What would we do without Gideon, Ally of Zendikar? Maybe something like this:

DECKID=1259459

This Jeskai Black deck is the same as the previously shared Pro Tour: Battle for Zendikar Jeskai Black list in name only. Gone are the control elements that I argued against earlier, leaving a single-mindedly aggressive deck very similar to the lists I played this last weekend despite having a fourth color. Without Gideon, Ally of Zendikar contorting the mana base there's no need to avoid splashing black. The black part of Jeskai Black becomes essentially free and we can improve our removal from the situational Valorous Stance and Roast to the excellent Crackling Doom. Crackling Doom also gives us some incremental damage while clearing a path, the combination of which may make a ground offensive better and thus Seeker of the Way playable. I'm still not sold on Seeker of the Way, but it certainly worked for Andrew Tenjum at the Open.

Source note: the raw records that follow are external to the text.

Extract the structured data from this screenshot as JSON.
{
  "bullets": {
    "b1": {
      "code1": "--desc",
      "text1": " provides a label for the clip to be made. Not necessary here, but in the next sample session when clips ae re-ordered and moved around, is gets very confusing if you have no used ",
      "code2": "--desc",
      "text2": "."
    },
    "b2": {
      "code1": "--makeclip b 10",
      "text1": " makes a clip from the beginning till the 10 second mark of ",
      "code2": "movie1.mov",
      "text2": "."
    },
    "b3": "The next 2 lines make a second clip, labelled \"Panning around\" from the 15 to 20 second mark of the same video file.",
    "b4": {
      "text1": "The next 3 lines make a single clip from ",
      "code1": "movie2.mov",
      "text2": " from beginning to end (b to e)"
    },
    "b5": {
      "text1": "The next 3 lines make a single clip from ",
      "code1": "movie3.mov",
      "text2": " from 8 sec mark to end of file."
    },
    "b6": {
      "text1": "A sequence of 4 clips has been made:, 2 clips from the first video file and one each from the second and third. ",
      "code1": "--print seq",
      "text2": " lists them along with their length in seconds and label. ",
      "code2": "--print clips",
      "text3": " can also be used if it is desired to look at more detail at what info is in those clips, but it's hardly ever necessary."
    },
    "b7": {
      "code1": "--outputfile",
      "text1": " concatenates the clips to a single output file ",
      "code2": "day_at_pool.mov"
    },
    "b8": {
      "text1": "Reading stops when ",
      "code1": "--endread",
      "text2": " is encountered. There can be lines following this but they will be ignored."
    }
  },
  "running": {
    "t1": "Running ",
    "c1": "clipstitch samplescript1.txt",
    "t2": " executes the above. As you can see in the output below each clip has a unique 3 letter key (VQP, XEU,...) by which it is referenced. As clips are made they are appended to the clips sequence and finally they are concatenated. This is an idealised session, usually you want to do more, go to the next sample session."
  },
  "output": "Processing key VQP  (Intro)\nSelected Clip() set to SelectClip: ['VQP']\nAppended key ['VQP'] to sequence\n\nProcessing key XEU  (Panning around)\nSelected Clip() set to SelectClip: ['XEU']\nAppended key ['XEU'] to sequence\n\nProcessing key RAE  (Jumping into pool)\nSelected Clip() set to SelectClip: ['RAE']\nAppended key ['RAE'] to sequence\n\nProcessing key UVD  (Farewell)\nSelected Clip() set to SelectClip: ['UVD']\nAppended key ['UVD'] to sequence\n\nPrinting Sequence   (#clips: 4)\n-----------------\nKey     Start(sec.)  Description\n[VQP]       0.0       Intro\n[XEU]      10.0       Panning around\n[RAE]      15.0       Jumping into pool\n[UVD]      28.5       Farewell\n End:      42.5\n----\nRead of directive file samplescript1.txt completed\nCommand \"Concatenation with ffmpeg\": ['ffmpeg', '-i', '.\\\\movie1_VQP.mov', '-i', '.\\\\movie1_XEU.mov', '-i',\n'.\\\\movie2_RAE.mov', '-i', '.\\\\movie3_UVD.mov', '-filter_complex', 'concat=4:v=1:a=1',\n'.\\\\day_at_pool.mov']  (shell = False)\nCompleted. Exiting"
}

For me, the Gideon, Ally of Zendikar question is not fully resolved yet. If you think Gideon, Ally of Zendikar is good right now, I highly recommend playing a list like the pure Jeskai list I shared earlier. If you don't like Gideon, Ally of Zendikar right now, exploring the potential of a black splash is a great idea. For myself, I intend to pursue both routes simultaneously, seeing if the pure Jeskai list can be further tuned and attempting to make the Jeskai Black list more flying-centric. I strongly suspect that in the last ten or so weeks of Mantis Rider's legality in Standard, Gideon, Ally of Zendikar will alternate between boon and burden week-to-week: sometimes correct to play and sometimes correct to avoid.

Whatever your plan, I hope your adventures with Mantis Rider cause your win rate to soar as high as the Mantis Rider himself.